There are a lot of conservative measures to use for bunions. Some that I would generally recommend include footwear modifications – wearing wider shoes without a high heel, pain relief medications and treatment of underlying causes (i.e. rheumatoid arthritis, gout etc). There are some homeopathic treatments that some clinicians recommend, such as Marigold therapy – using natural plant-based medications in the form of pastes and oils. M. Taufiq Khan (1996), was a clinician who swore by the use of the pastes and oils of Tagetes patula for treatment of pain, swelling and deformity associated with bunions. Tagetes patula is a flowering plant native to Mexico and Guatemala. Some clinicians argue that the multiple studies carried out by Khan on the effectiveness of Tagetes patula were biased with questionable results, but nonetheless it is a still a widely used treatment today.
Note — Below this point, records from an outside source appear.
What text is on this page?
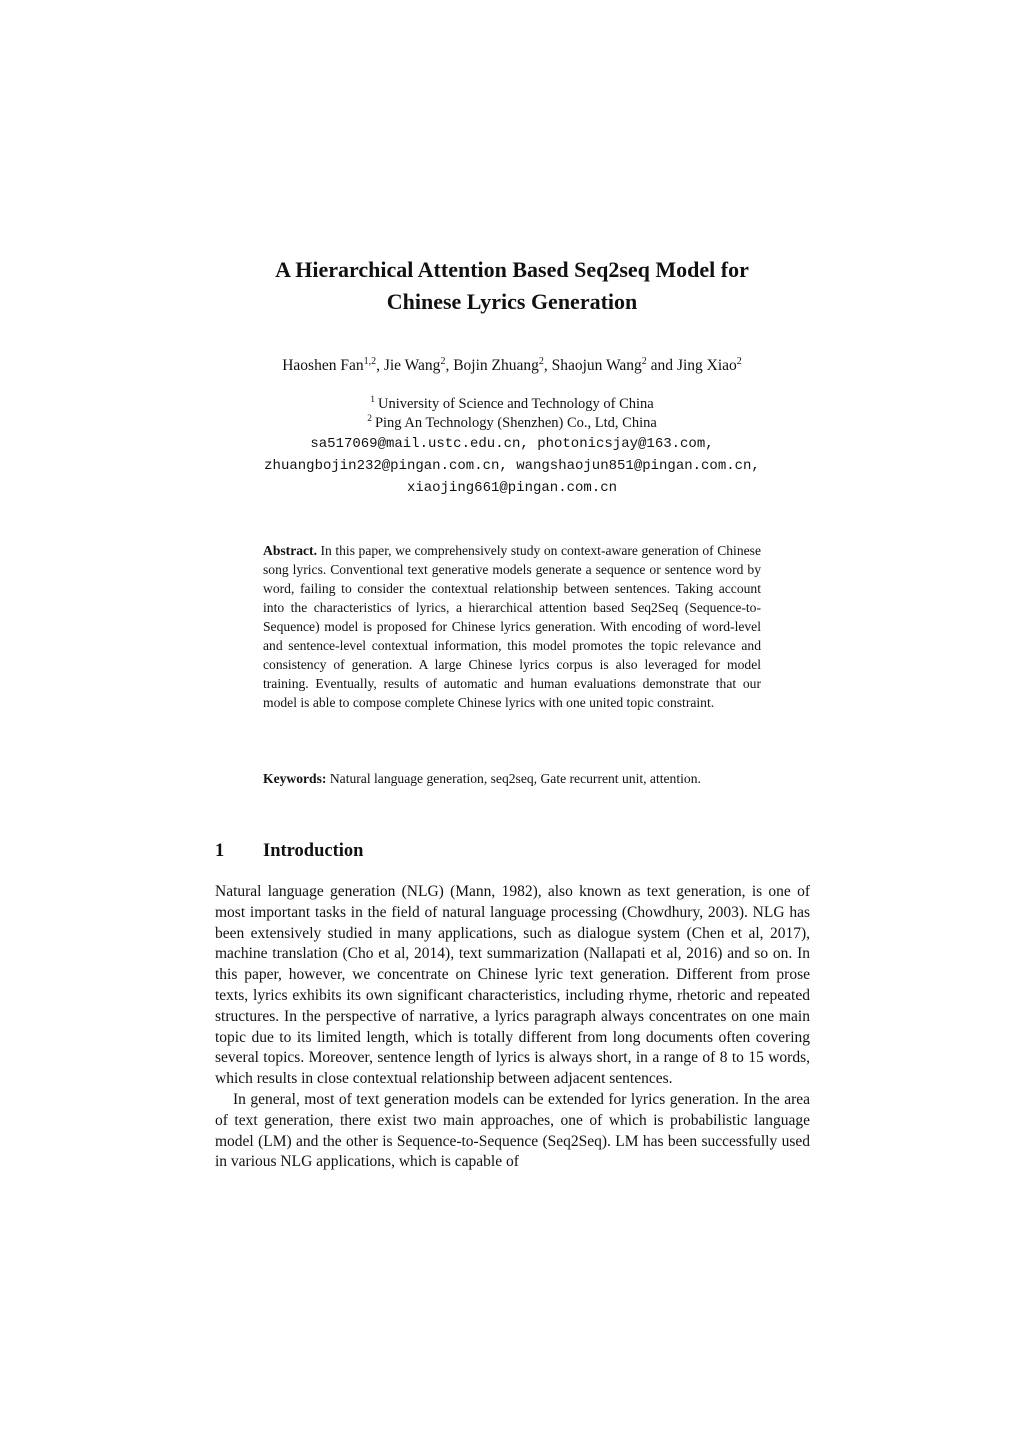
A Hierarchical Attention Based Seq2seq Model for
Chinese Lyrics Generation
Haoshen Fan$^{1,2}$, Jie Wang$^2$, Bojin Zhuang$^2$, Shaojun Wang$^2$ and Jing Xiao$^2$
$^1$ University of Science and Technology of China
$^2$ Ping An Technology (Shenzhen) Co., Ltd, China
sa517069@mail.ustc.edu.cn, photonicsjay@163.com,
zhuangbojin232@pingan.com.cn, wangshaojun851@pingan.com.cn,
xiaojing661@pingan.com.cn
Abstract. In this paper, we comprehensively study on context-aware generation of Chinese song lyrics. Conventional text generative models generate a sequence or sentence word by word, failing to consider the contextual relationship between sentences. Taking account into the characteristics of lyrics, a hierarchical attention based Seq2Seq (Sequence-to-Sequence) model is proposed for Chinese lyrics generation. With encoding of word-level and sentence-level contextual information, this model promotes the topic relevance and consistency of generation. A large Chinese lyrics corpus is also leveraged for model training. Eventually, results of automatic and human evaluations demonstrate that our model is able to compose complete Chinese lyrics with one united topic constraint.
Keywords: Natural language generation, seq2seq, Gate recurrent unit, attention.
1 Introduction

Natural language generation (NLG) (Mann, 1982), also known as text generation, is one of most important tasks in the field of natural language processing (Chowdhury, 2003). NLG has been extensively studied in many applications, such as dialogue system (Chen et al, 2017), machine translation (Cho et al, 2014), text summarization (Nallapati et al, 2016) and so on. In this paper, however, we concentrate on Chinese lyric text generation. Different from prose texts, lyrics exhibits its own significant characteristics, including rhyme, rhetoric and repeated structures. In the perspective of narrative, a lyrics paragraph always concentrates on one main topic due to its limited length, which is totally different from long documents often covering several topics. Moreover, sentence length of lyrics is always short, in a range of 8 to 15 words, which results in close contextual relationship between adjacent sentences.

In general, most of text generation models can be extended for lyrics generation. In the area of text generation, there exist two main approaches, one of which is probabilistic language model (LM) and the other is Sequence-to-Sequence (Seq2Seq). LM has been successfully used in various NLG applications, which is capable of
See the pictures below for a picture of the flower and an example of the oil (which costs around £7, see reference for link to shop).(3) (4)
Others swear by the use of night splints for the big toe to prevent progression of the deformity but to my knowledge, there has not been a study published that provides sufficient evidence of the effectiveness of night splinting. That said, they may work and be extremely efficient – they just haven’t provided any evidence of this thus far. Given that the rate of progression is different in each individual, it is difficult to prove the efficiency of most conservative treatment modalities. See picture below for an example of the splints you can buy for around £10 (see reference for link to shop).(5)
Although, as a rule of thumb, I always say that the patient knows what works for them and what doesn’t so if they’re happy with the night splinting or the Tagetes patula paste and feel that is it working for them, then happy days.
Khan, M.T. (1996). ‘The Podiatric Treatment of Hallux Abducto Valgus and Its Associated Condition, Bunion and Tagetes patula’. Journal of Pharmacy and Pharmacology, 48(7), pp. 768-770. Doi: 10.1111/j.2042-7158.1996.tb03968.x.
Mooney, J. & Campbell, R. (2010). “Adult foot disorders” in Frowen, P., O’Donnell, M., Lorimer, D., & Burrow, G. Neale’s Disorders of the Foot. 8th edn. Elsevier Churchill Livingstone, pp. 81-144.
Munteanu, S.E., Menz, H.B., Wark, J.D., Christie, J.J., Scurrah, K.J., Bui, M., Erbas, B., Hopper, J.L., & Wluka, A.E. (2017). ‘Hallux Valgus, By Nature or Nurture? A Twin Study’. Arthritis Care and Research, 69(9), pp. 1421-1428. Doi: 10.1002/acr.23154.
This article was intended as an information piece and should not be taken as medical advice. If you or someone you know suspects that they have a malignant lesion, you should consult your doctor as soon as possible.